Nope, it got part way into it and restarted itself.
Helpfully, from across the room I hear "Try powering it off completely and powering it up from a dead stop".
Tried that, got further into the recovery console but that didn't look comforting. When you see that first power on screen again after almost two years, you know you're in a weird place with your computer.
I closed that, and tried the shut down again.
It attempted to reboot the system again to the windows startup menu.
This time I got what a little child once called The Dark Place. Wonderful description about when you get a black screen with white typing all over it trying to tell you what to do.
Tersely.
We selected "Boot From Last Known Good Startup" (or something phrased remotely like that) and it got me back to my familiar desktop. I was staring at M.E. DePalma Park in bloom. We all breathed easier.
Grabbing the external backup drive, I plugged it in.
After some hunting for the "Backup and Restore" software, it was started and I told it to do a full backup of my C Drive.
In Windows 7, Backup and Restore is in the Control Panel. Start, then Control Panel, then Backup and Restore. Don't listen to Mr Expert. He's wrong when he tells you that nothing like that is in Control Panel.
Anyway... when I woke up this morning the backup was at 75% complete. That was after 10 hours.
So today has been "Triage Day". I'm familiar with the word Triage from the series MASH. Basically the concept says you categorize your efforts into three levels:
- Dead - What you don't need.
- Repairable - What you need but if you lost it it wouldn't be terrible.
- Alive - Absolutely Must Be Kept Safe!
Then do a Chkdsk. Remember those? To do it right, your system must be in "Single User Mode". That means nobody can do anything to the PC. So basically you schedule that disk check for when you turn it off and back on again.

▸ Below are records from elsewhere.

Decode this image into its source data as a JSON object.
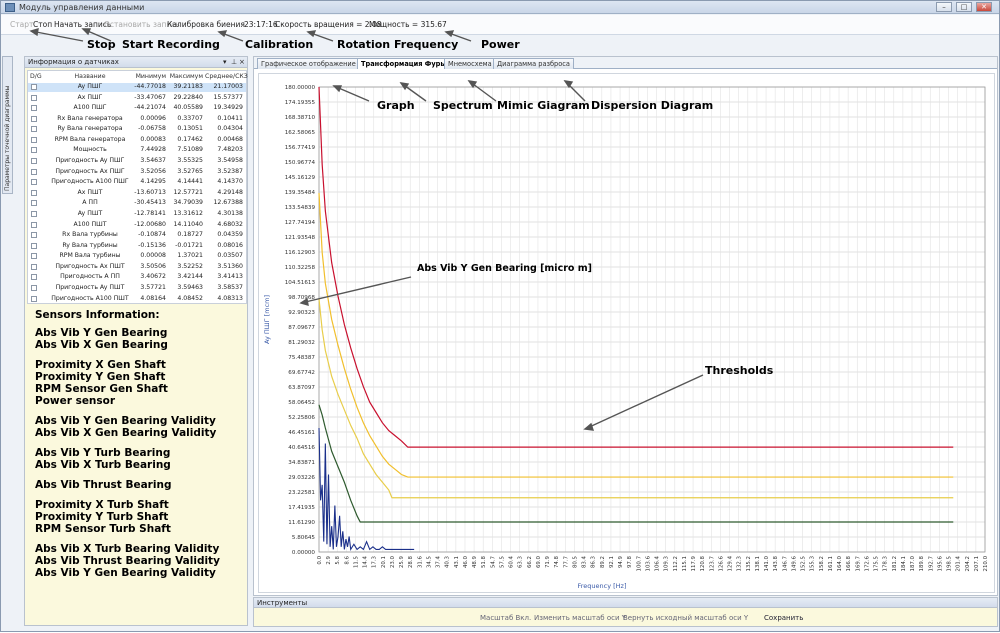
{
  "window": {
    "title": "Модуль управления данными",
    "buttons": [
      "–",
      "□",
      "✕"
    ]
  },
  "toolbar": {
    "start": "Старт",
    "stop": "Стоп",
    "record": "Начать запись",
    "stop_record": "Остановить запись",
    "calibration": "Калибровка биения",
    "time": "23:17:16",
    "rotation": "Скорость вращения = 2.08",
    "power": "Мощность = 315.67"
  },
  "annotations": {
    "stop": "Stop",
    "start_recording": "Start Recording",
    "calibration": "Calibration",
    "rotation": "Rotation Frequency",
    "power": "Power",
    "graph": "Graph",
    "spectrum": "Spectrum",
    "mimic": "Mimic Giagram",
    "dispersion": "Dispersion Diagram",
    "signal": "Abs Vib Y Gen Bearing [micro m]",
    "thresholds": "Thresholds"
  },
  "side_tab": "Параметры точечной диаграммы",
  "sensors_panel": {
    "title": "Информация о датчиках",
    "headers": [
      "D/G",
      "Название",
      "Минимум",
      "Максимум",
      "Среднее/СКЗ"
    ],
    "rows": [
      [
        "Ay ПШГ",
        "-44.77018",
        "39.21183",
        "21.17003"
      ],
      [
        "Ax ПШГ",
        "-33.47067",
        "29.22840",
        "15.57377"
      ],
      [
        "A100 ПШГ",
        "-44.21074",
        "40.05589",
        "19.34929"
      ],
      [
        "Rx Вала генератора",
        "0.00096",
        "0.33707",
        "0.10411"
      ],
      [
        "Ry Вала генератора",
        "-0.06758",
        "0.13051",
        "0.04304"
      ],
      [
        "RPM Вала генератора",
        "0.00083",
        "0.17462",
        "0.00468"
      ],
      [
        "Мощность",
        "7.44928",
        "7.51089",
        "7.48203"
      ],
      [
        "Пригодность Ay ПШГ",
        "3.54637",
        "3.55325",
        "3.54958"
      ],
      [
        "Пригодность Ax ПШГ",
        "3.52056",
        "3.52765",
        "3.52387"
      ],
      [
        "Пригодность A100 ПШГ",
        "4.14295",
        "4.14441",
        "4.14370"
      ],
      [
        "Ax ПШТ",
        "-13.60713",
        "12.57721",
        "4.29148"
      ],
      [
        "A ПП",
        "-30.45413",
        "34.79039",
        "12.67388"
      ],
      [
        "Ay ПШТ",
        "-12.78141",
        "13.31612",
        "4.30138"
      ],
      [
        "A100 ПШТ",
        "-12.00680",
        "14.11040",
        "4.68032"
      ],
      [
        "Rx Вала турбины",
        "-0.10874",
        "0.18727",
        "0.04359"
      ],
      [
        "Ry Вала турбины",
        "-0.15136",
        "-0.01721",
        "0.08016"
      ],
      [
        "RPM Вала турбины",
        "0.00008",
        "1.37021",
        "0.03507"
      ],
      [
        "Пригодность Ax ПШТ",
        "3.50506",
        "3.52252",
        "3.51360"
      ],
      [
        "Пригодность A ПП",
        "3.40672",
        "3.42144",
        "3.41413"
      ],
      [
        "Пригодность Ay ПШТ",
        "3.57721",
        "3.59463",
        "3.58537"
      ],
      [
        "Пригодность A100 ПШТ",
        "4.08164",
        "4.08452",
        "4.08313"
      ]
    ]
  },
  "legend": {
    "title": "Sensors Information:",
    "items": [
      "Abs Vib Y Gen Bearing",
      "Abs Vib X Gen Bearing",
      "Proximity X Gen Shaft",
      "Proximity Y Gen Shaft",
      "RPM Sensor Gen Shaft",
      "Power sensor",
      "Abs Vib Y Gen Bearing Validity",
      "Abs Vib X Gen Bearing Validity",
      "Abs Vib Y Turb Bearing",
      "Abs Vib X Turb Bearing",
      "Abs Vib Thrust Bearing",
      "Proximity X Turb Shaft",
      "Proximity Y Turb Shaft",
      "RPM Sensor Turb Shaft",
      "Abs Vib X Turb Bearing Validity",
      "Abs Vib Thrust Bearing Validity",
      "Abs Vib Y Gen Bearing Validity"
    ]
  },
  "tabs": [
    "Графическое отображение",
    "Трансформация Фурье",
    "Мнемосхема",
    "Диаграмма разброса"
  ],
  "active_tab": 1,
  "tools": {
    "title": "Инструменты",
    "buttons": [
      "Масштаб Вкл.",
      "Изменить масштаб оси Y",
      "Вернуть исходный масштаб оси Y",
      "Сохранить"
    ]
  },
  "colors": {
    "red": "#c8102e",
    "orange": "#f1bf2c",
    "yellow": "#e8cd4a",
    "green": "#2e5a2e",
    "signal": "#1a2f8a"
  },
  "chart_data": {
    "type": "line",
    "xlabel": "Frequency [Hz]",
    "ylabel": "Ay ПШГ [mcm]",
    "ylim": [
      0,
      180
    ],
    "xlim": [
      0,
      210
    ],
    "yticks": [
      "180.00000",
      "174.19355",
      "168.38710",
      "162.58065",
      "156.77419",
      "150.96774",
      "145.16129",
      "139.35484",
      "133.54839",
      "127.74194",
      "121.93548",
      "116.12903",
      "110.32258",
      "104.51613",
      "98.70968",
      "92.90323",
      "87.09677",
      "81.29032",
      "75.48387",
      "69.67742",
      "63.87097",
      "58.06452",
      "52.25806",
      "46.45161",
      "40.64516",
      "34.83871",
      "29.03226",
      "23.22581",
      "17.41935",
      "11.61290",
      "5.80645",
      "0.00000"
    ],
    "xticks": [
      "0.0",
      "2.9",
      "5.8",
      "8.6",
      "11.5",
      "14.4",
      "17.3",
      "20.1",
      "23.0",
      "25.9",
      "28.8",
      "31.6",
      "34.5",
      "37.4",
      "40.3",
      "43.1",
      "46.0",
      "48.9",
      "51.8",
      "54.7",
      "57.5",
      "60.4",
      "63.3",
      "66.2",
      "69.0",
      "71.9",
      "74.8",
      "77.7",
      "80.5",
      "83.4",
      "86.3",
      "89.2",
      "92.1",
      "94.9",
      "97.8",
      "100.7",
      "103.6",
      "106.4",
      "109.3",
      "112.2",
      "115.1",
      "117.9",
      "120.8",
      "123.7",
      "126.6",
      "129.4",
      "132.3",
      "135.2",
      "138.1",
      "141.0",
      "143.8",
      "146.7",
      "149.6",
      "152.5",
      "155.3",
      "158.2",
      "161.1",
      "164.0",
      "166.8",
      "169.7",
      "172.6",
      "175.5",
      "178.3",
      "181.2",
      "184.1",
      "187.0",
      "189.8",
      "192.7",
      "195.6",
      "198.5",
      "201.4",
      "204.2",
      "207.1",
      "210.0"
    ],
    "series": [
      {
        "color": "red",
        "x": [
          0,
          1,
          2,
          4,
          6,
          8,
          10,
          12,
          14,
          16,
          18,
          20,
          22,
          24,
          26,
          28,
          200
        ],
        "y": [
          180,
          150,
          132,
          112,
          99,
          88,
          79,
          71,
          64,
          58,
          54,
          50,
          47,
          45,
          43,
          40.6,
          40.6
        ]
      },
      {
        "color": "orange",
        "x": [
          0,
          1,
          2,
          4,
          6,
          8,
          10,
          12,
          14,
          16,
          18,
          20,
          22,
          24,
          26,
          28,
          200
        ],
        "y": [
          139,
          116,
          104,
          90,
          80,
          71,
          63,
          56,
          50,
          45,
          41,
          37,
          34,
          32,
          30,
          29,
          29
        ]
      },
      {
        "color": "yellow",
        "x": [
          0,
          1,
          2,
          4,
          6,
          8,
          10,
          12,
          14,
          16,
          18,
          20,
          22,
          23,
          200
        ],
        "y": [
          98,
          86,
          78,
          68,
          61,
          55,
          49,
          44,
          38,
          34,
          30,
          27,
          24,
          21,
          21
        ]
      },
      {
        "color": "green",
        "x": [
          0,
          1,
          2,
          4,
          6,
          8,
          10,
          12,
          13,
          200
        ],
        "y": [
          57,
          53,
          48,
          39,
          33,
          27,
          20,
          14,
          11.6,
          11.6
        ]
      },
      {
        "color": "signal",
        "x": [
          0,
          0.5,
          1,
          1.5,
          2,
          2.5,
          3,
          3.5,
          4,
          4.5,
          5,
          5.5,
          6,
          6.5,
          7,
          7.5,
          8,
          8.5,
          9,
          9.5,
          10,
          11,
          12,
          13,
          14,
          15,
          16,
          17,
          18,
          19,
          20,
          21,
          22,
          23,
          24,
          25,
          26,
          27,
          28,
          29,
          30
        ],
        "y": [
          48,
          20,
          26,
          4,
          42,
          3,
          30,
          2,
          10,
          1,
          18,
          2,
          6,
          14,
          2,
          8,
          1,
          5,
          2,
          6,
          1,
          3,
          1,
          2,
          1,
          4,
          1,
          2,
          1,
          1,
          2,
          1,
          1,
          1,
          1,
          1,
          1,
          1,
          1,
          1,
          1
        ]
      }
    ]
  }
}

To get to the program you have to do the following:
- Start
- Accessories
- Right Click on the "Command Prompt" icon and select "Run as Administrator
- type in "chkdsk C: /r" and hit enter
- respond "Y" to the question "would you like to schedule a chkdsk next time you start your computer?"
You will need to actually shut down the PC and then turn it back on. That is where I am at. When the machine comes back on, I'll do the backup, really I will. But that means I have to get back to the logical breakpoint.
As for Arnold Ziffel, he got out from under the Douglas' floor before Oliver got squirted by the Hooterville Fire Department's hose.
The PC will take a little bit more time than that escapist comedy on TV last night. I have 27GB of data from a client that still has to be copied off onto a removeable hard drive before I chance that chkdsk that will take more than an hour.